On Wednesday night it was time to catch up with our old tennis group the Preddys, Hawkins and Thomsons (The Butts were up at the snow so couldn’t make it).  This was a great reunion.  It was John Preddy who organised my transfer from Launceston hospital to Royal Melbourne back at day one.  Thankyou Ruth for a lovely dinner!

On Thursday I caught up with my colleagues at Proway Livestock Equipment to tour the facilities at Bomen and a quick lunch to catch up on business matters.  We currently have a backlog of 24 shearing sheds to be built – not bad for a drought!

 

 

We then met up with Annette Spruhan to see her new block of land on the outskirts of town where she is building a new house,  followed by a lovely dinner at her house in North Wagga,

 

 

Friday involved a few meetings including one with our accountant and then lunch with Col and Jenny Duff, John and Judy Smith and  Tim and Naomi McMullen.  There was a little surprise in this one as we had only arranged to meet the Duffs but Col managed to round up the extras.

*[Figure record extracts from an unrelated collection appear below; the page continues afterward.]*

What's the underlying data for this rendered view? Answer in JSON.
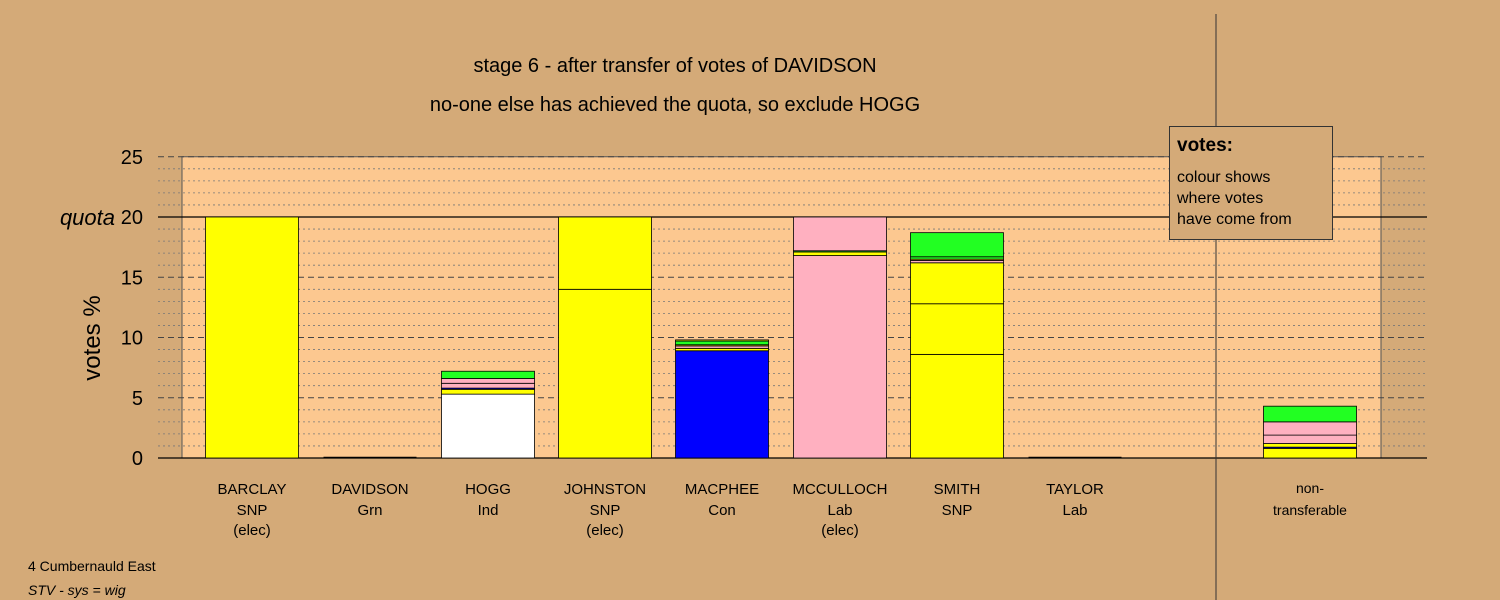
{
  "chart_data": {
    "type": "bar",
    "stacked": true,
    "title": "stage 6 - after transfer of votes of DAVIDSON",
    "subtitle": "no-one else has achieved the quota, so exclude HOGG",
    "ylabel": "votes %",
    "ylim": [
      0,
      25
    ],
    "yticks": [
      "0",
      "5",
      "10",
      "15",
      "quota 20",
      "25"
    ],
    "quota": 20,
    "quota_label": "quota",
    "grid": "dashed major, dotted minor",
    "colors": {
      "SNP": "#ffff00",
      "Ind": "#ffffff",
      "Con": "#0000ff",
      "Lab": "#ffb0c0",
      "Grn": "#22ff22"
    },
    "bars": [
      {
        "name": "BARCLAY",
        "party": "SNP",
        "note": "(elec)",
        "total": 20.0,
        "segments": [
          {
            "source": "SNP",
            "value": 20.0
          }
        ]
      },
      {
        "name": "DAVIDSON",
        "party": "Grn",
        "note": "",
        "total": 0,
        "segments": []
      },
      {
        "name": "HOGG",
        "party": "Ind",
        "note": "",
        "total": 7.2,
        "segments": [
          {
            "source": "Ind",
            "value": 5.3
          },
          {
            "source": "SNP",
            "value": 0.4
          },
          {
            "source": "Con",
            "value": 0.1
          },
          {
            "source": "Lab",
            "value": 0.4
          },
          {
            "source": "Lab",
            "value": 0.4
          },
          {
            "source": "Grn",
            "value": 0.6
          }
        ]
      },
      {
        "name": "JOHNSTON",
        "party": "SNP",
        "note": "(elec)",
        "total": 20.0,
        "segments": [
          {
            "source": "SNP",
            "value": 14.0
          },
          {
            "source": "SNP",
            "value": 6.0
          }
        ]
      },
      {
        "name": "MACPHEE",
        "party": "Con",
        "note": "",
        "total": 9.8,
        "segments": [
          {
            "source": "Con",
            "value": 8.9
          },
          {
            "source": "SNP",
            "value": 0.2
          },
          {
            "source": "Lab",
            "value": 0.2
          },
          {
            "source": "SNP",
            "value": 0.1
          },
          {
            "source": "Grn",
            "value": 0.3
          },
          {
            "source": "SNP",
            "value": 0.1
          }
        ]
      },
      {
        "name": "MCCULLOCH",
        "party": "Lab",
        "note": "(elec)",
        "total": 20.0,
        "segments": [
          {
            "source": "Lab",
            "value": 16.8
          },
          {
            "source": "SNP",
            "value": 0.3
          },
          {
            "source": "Grn",
            "value": 0.1
          },
          {
            "source": "Lab",
            "value": 2.8
          }
        ]
      },
      {
        "name": "SMITH",
        "party": "SNP",
        "note": "",
        "total": 18.7,
        "segments": [
          {
            "source": "SNP",
            "value": 8.6
          },
          {
            "source": "SNP",
            "value": 4.2
          },
          {
            "source": "SNP",
            "value": 3.4
          },
          {
            "source": "Lab",
            "value": 0.2
          },
          {
            "source": "SNP",
            "value": 0.1
          },
          {
            "source": "Grn",
            "value": 0.2
          },
          {
            "source": "Grn",
            "value": 2.0
          }
        ]
      },
      {
        "name": "TAYLOR",
        "party": "Lab",
        "note": "",
        "total": 0,
        "segments": []
      }
    ],
    "nontransferable": {
      "label1": "non-",
      "label2": "transferable",
      "total": 4.3,
      "segments": [
        {
          "source": "SNP",
          "value": 0.8
        },
        {
          "source": "Con",
          "value": 0.1
        },
        {
          "source": "SNP",
          "value": 0.3
        },
        {
          "source": "Lab",
          "value": 0.7
        },
        {
          "source": "Lab",
          "value": 1.1
        },
        {
          "source": "Grn",
          "value": 1.3
        }
      ]
    }
  },
  "legend": {
    "title": "votes:",
    "lines": [
      "colour shows",
      "where votes",
      "have come from"
    ]
  },
  "footer": {
    "ward": "4 Cumbernauld East",
    "system": "STV - sys = wig"
  }
}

I managed to get out to the airport to visit Chris Cabot late on Friday plus a few drinks at the Aero club later on before heading back to the Thomson’s where we were staying for a lovely dinner.  Peter and Liz Dowling joined us as well.

On Saturday morning we headed out to Cootamundra to visit my parents but stopped in to see John and Sandy Hawkins first – which included a tour of their new house.

We had a lovely weekend with my Mum and Dad at Cootamundra and apart from eating and sleeping, and a few walks in the lovely sunshine it was a nice restful weekend.

Funny co-incidence but on Wednesday when we were seated for my blood transfusion we ended up being right next to the Watsons.  James is my woolbroker friend who ‘went through’ his treatment a month or so before me.  He is going through the same ups and downs re blood counts and we tend to meet up weekly at our blood tests and swap stories on blood counts and life in general.  Of late he has been explaining the reasons behind the high wool prices and his prediction for the next 12 months. Wool growers certainly are in the money now.